Fabien Mercadal, l’entraîneur du Stade Malherbe de Caen avait mis en place un système de jeu avec cinq milieux de terrains pour poser des problèmes 4-3-3, si efficace du Nîmes Olympique. Il a échoué. Les Nîmois ont eu la mainmise sur la rencontre. C’est d’abord, Bozok qui décalait Ferri à droite. Ce dernier choisissait de centrer pour Alioui qui était un peu court (5e). Trois minutes plus tard, Bouanga se débarrassait de ses gardes du corps et donnait à Bozok dont la frappe était contrée par Guilbert (8e).

Dans la foulée, Alakouch lançait sur orbite Alioui, mais le tir de l’attaquant marocain passait au-dessus.

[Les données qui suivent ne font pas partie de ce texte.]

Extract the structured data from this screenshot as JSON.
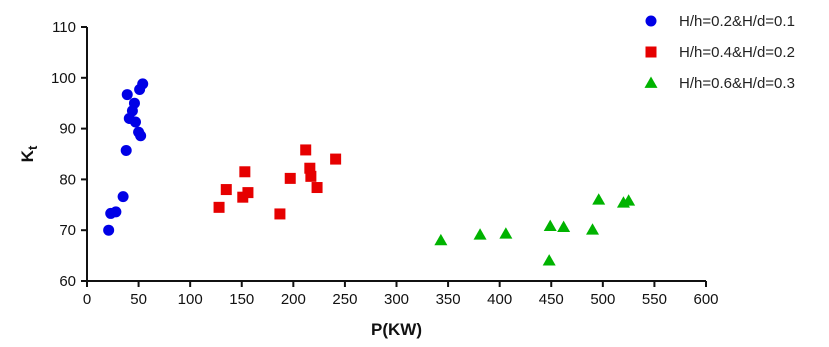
{
  "chart_data": {
    "type": "scatter",
    "xlabel": "P(KW)",
    "ylabel_main": "K",
    "ylabel_sub": "t",
    "xlim": [
      0,
      600
    ],
    "ylim": [
      60,
      110
    ],
    "x_ticks": [
      0,
      50,
      100,
      150,
      200,
      250,
      300,
      350,
      400,
      450,
      500,
      550,
      600
    ],
    "y_ticks": [
      60,
      70,
      80,
      90,
      100,
      110
    ],
    "grid": false,
    "legend_position": "top-right",
    "series": [
      {
        "name": "H/h=0.2&H/d=0.1",
        "marker": "circle",
        "color": "#0000e6",
        "points": [
          {
            "x": 21,
            "y": 70.0
          },
          {
            "x": 23,
            "y": 73.3
          },
          {
            "x": 28,
            "y": 73.6
          },
          {
            "x": 35,
            "y": 76.6
          },
          {
            "x": 38,
            "y": 85.7
          },
          {
            "x": 39,
            "y": 96.7
          },
          {
            "x": 41,
            "y": 92.0
          },
          {
            "x": 44,
            "y": 93.5
          },
          {
            "x": 46,
            "y": 95.0
          },
          {
            "x": 47,
            "y": 91.3
          },
          {
            "x": 50,
            "y": 89.3
          },
          {
            "x": 51,
            "y": 97.7
          },
          {
            "x": 52,
            "y": 88.6
          },
          {
            "x": 54,
            "y": 98.8
          }
        ]
      },
      {
        "name": "H/h=0.4&H/d=0.2",
        "marker": "square",
        "color": "#e60000",
        "points": [
          {
            "x": 128,
            "y": 74.5
          },
          {
            "x": 135,
            "y": 78.0
          },
          {
            "x": 151,
            "y": 76.5
          },
          {
            "x": 153,
            "y": 81.5
          },
          {
            "x": 156,
            "y": 77.4
          },
          {
            "x": 187,
            "y": 73.2
          },
          {
            "x": 197,
            "y": 80.2
          },
          {
            "x": 212,
            "y": 85.8
          },
          {
            "x": 216,
            "y": 82.2
          },
          {
            "x": 217,
            "y": 80.6
          },
          {
            "x": 223,
            "y": 78.4
          },
          {
            "x": 241,
            "y": 84.0
          }
        ]
      },
      {
        "name": "H/h=0.6&H/d=0.3",
        "marker": "triangle",
        "color": "#00b300",
        "points": [
          {
            "x": 343,
            "y": 68.0
          },
          {
            "x": 381,
            "y": 69.1
          },
          {
            "x": 406,
            "y": 69.3
          },
          {
            "x": 448,
            "y": 64.0
          },
          {
            "x": 449,
            "y": 70.8
          },
          {
            "x": 462,
            "y": 70.6
          },
          {
            "x": 490,
            "y": 70.1
          },
          {
            "x": 496,
            "y": 76.0
          },
          {
            "x": 520,
            "y": 75.4
          },
          {
            "x": 525,
            "y": 75.8
          }
        ]
      }
    ]
  }
}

La domination sans partage des Crocos allait vite payer. L’excellent Ferri servait Bozok qui dans la surface glissait un "petit pont" à Guibert et enchaînait avec une frappe croisée qui ne laissait aucune chance à Samba (0-1, 18e).

L’attaquant nîmois marquait là, son second but de la saison. Inoffensifs, jusque-là, les Normands réagissaient avec un centre de Baysse au second poteau, repris de la tête par Oniangue mais le ballon était repoussé par le poteau de Bernardoni (20e). Contrariés par la supériorité des Crocos, les supporters de SMC commençaient à siffler ses propres joueurs. Les affaires nîmoises étaient très bien embarquées. Les joueurs de Bernard Blaquart reprenaient le siège du camp calvadosien.

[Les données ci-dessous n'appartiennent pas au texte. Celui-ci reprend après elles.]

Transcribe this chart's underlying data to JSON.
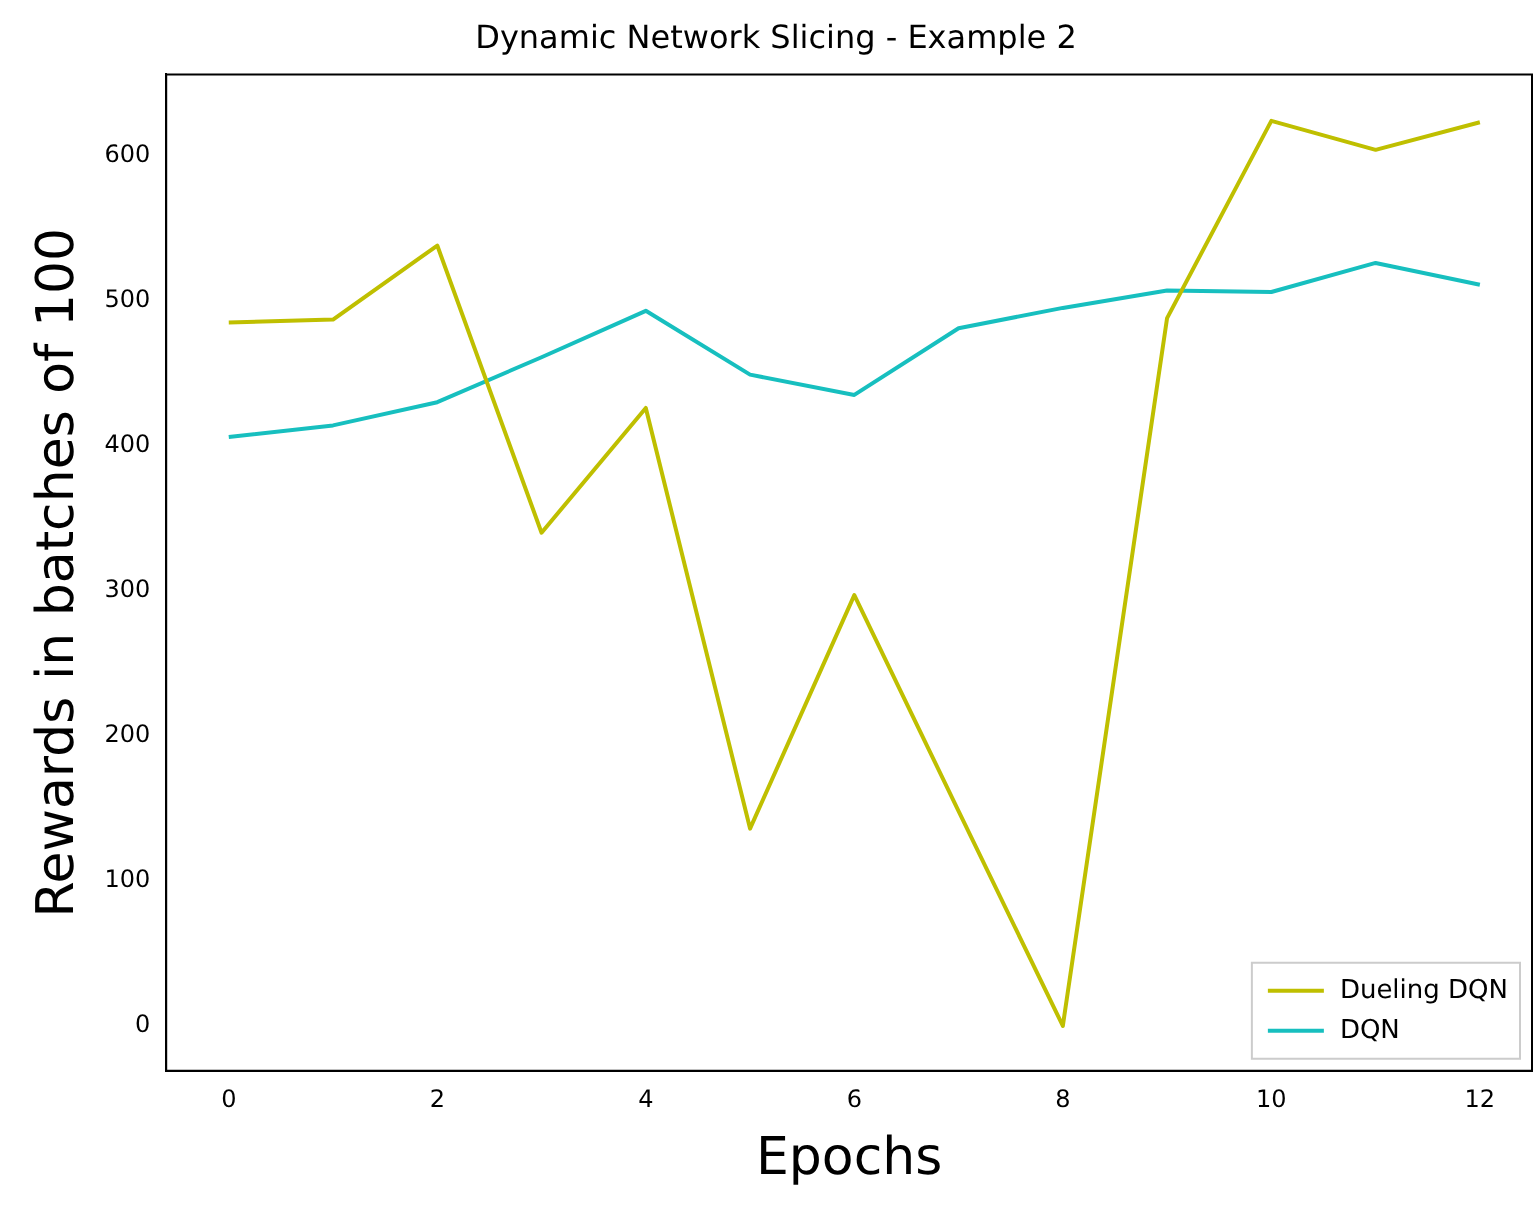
{
  "chart_data": {
    "type": "line",
    "title": "Dynamic Network Slicing - Example 2",
    "xlabel": "Epochs",
    "ylabel": "Rewards in batches of 100",
    "x": [
      0,
      1,
      2,
      3,
      4,
      5,
      6,
      7,
      8,
      9,
      10,
      11,
      12
    ],
    "series": [
      {
        "name": "Dueling DQN",
        "color": "#bfbf00",
        "values": [
          485,
          487,
          538,
          340,
          426,
          136,
          297,
          148,
          0,
          488,
          624,
          604,
          623
        ]
      },
      {
        "name": "DQN",
        "color": "#17bfbf",
        "values": [
          406,
          414,
          430,
          461,
          493,
          449,
          435,
          481,
          495,
          507,
          506,
          526,
          511
        ]
      }
    ],
    "xlim": [
      -0.6,
      12.5
    ],
    "xticks": [
      0,
      2,
      4,
      6,
      8,
      10,
      12
    ],
    "ylim": [
      -31,
      656
    ],
    "yticks": [
      0,
      100,
      200,
      300,
      400,
      500,
      600
    ],
    "grid": false,
    "legend": "bottom right",
    "marker": "none",
    "line_style": "solid"
  }
}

Dans les dernières minutes de cette première période, Harek partait dans une chevauchée solitaire. Il laissait ensuite le soin à Bouanga de servir Alakouch sur le coté droit. Cette offensive se terminait par un centre en retrait que reprenait Bobichon, mais le ballon était détourné et il frôlait le poteau de Samba. Sur le corner qui s'ensuivait, Harek s’écoulait dans les 18 mètres. Monsieur Batta, l’arbitre de la rencontre, demandait l’assistance de la vidéo mais il n’accordait pas de penalty. Caen était au bord du KO. La mi-temps venait à point nommé pour sauver les Normands du naufrage.

 

De retour sur la pelouse, Fabien Mercadal, revoyait ses plans. Il effectuait deux changements pour passer en 4-2-3-1. Cela avait l’effet de réveiller les Caennais qui venaient menacer Bernardoni sans toutefois réussir à cadrer une frappe. Passé l'effet de surprise, Nîmes avait une nouvelle occasion de faire de break avec une frappe de Bozok que Samba détournait (50e).

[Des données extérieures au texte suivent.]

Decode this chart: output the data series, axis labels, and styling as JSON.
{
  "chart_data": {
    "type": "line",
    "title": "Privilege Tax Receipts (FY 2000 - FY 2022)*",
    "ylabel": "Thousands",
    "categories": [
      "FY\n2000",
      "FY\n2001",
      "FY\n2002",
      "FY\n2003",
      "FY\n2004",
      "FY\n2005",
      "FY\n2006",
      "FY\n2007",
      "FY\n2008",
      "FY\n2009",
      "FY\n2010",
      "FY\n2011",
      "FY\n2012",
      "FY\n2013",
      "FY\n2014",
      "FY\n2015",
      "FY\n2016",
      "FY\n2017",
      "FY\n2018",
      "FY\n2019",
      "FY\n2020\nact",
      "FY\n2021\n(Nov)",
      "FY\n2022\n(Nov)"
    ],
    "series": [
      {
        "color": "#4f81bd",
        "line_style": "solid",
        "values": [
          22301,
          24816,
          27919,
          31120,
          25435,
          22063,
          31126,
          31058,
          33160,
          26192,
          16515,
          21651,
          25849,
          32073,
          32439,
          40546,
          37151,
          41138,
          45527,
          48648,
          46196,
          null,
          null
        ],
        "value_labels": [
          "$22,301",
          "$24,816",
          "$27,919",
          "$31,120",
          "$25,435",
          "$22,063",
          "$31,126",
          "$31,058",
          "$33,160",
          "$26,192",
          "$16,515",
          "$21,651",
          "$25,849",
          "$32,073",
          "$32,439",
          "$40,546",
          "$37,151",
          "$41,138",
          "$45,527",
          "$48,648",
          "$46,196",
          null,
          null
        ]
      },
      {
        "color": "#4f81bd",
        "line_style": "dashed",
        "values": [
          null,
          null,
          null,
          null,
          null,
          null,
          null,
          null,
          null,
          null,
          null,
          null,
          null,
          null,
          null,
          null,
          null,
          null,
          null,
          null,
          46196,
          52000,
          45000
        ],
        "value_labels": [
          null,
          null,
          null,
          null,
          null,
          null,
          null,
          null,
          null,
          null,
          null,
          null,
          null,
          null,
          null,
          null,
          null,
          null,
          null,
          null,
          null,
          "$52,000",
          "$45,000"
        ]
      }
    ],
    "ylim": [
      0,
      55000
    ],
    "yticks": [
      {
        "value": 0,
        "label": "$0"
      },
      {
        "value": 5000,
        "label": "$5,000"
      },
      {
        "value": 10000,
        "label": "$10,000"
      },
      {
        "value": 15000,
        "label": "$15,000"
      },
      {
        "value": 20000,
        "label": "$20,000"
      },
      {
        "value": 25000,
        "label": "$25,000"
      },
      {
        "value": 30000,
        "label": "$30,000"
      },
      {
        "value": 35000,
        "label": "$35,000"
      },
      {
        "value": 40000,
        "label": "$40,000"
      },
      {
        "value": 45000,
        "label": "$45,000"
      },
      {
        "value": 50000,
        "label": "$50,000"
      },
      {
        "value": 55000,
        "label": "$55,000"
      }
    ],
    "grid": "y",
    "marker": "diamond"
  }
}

Les Crocos pensaient avoir fait le plus dur quand sur une frappe d’Alioui, repoussée par Samba, Bozok poussait le cuir au fond des filets (55e), mais il y avait hors-jeu. Alors, à trop rater d’occasion, le NO s’exposait à une égalisation. Les rares velléités malherbistes était facilement maîtrisées Bernardoni (63e et 72e).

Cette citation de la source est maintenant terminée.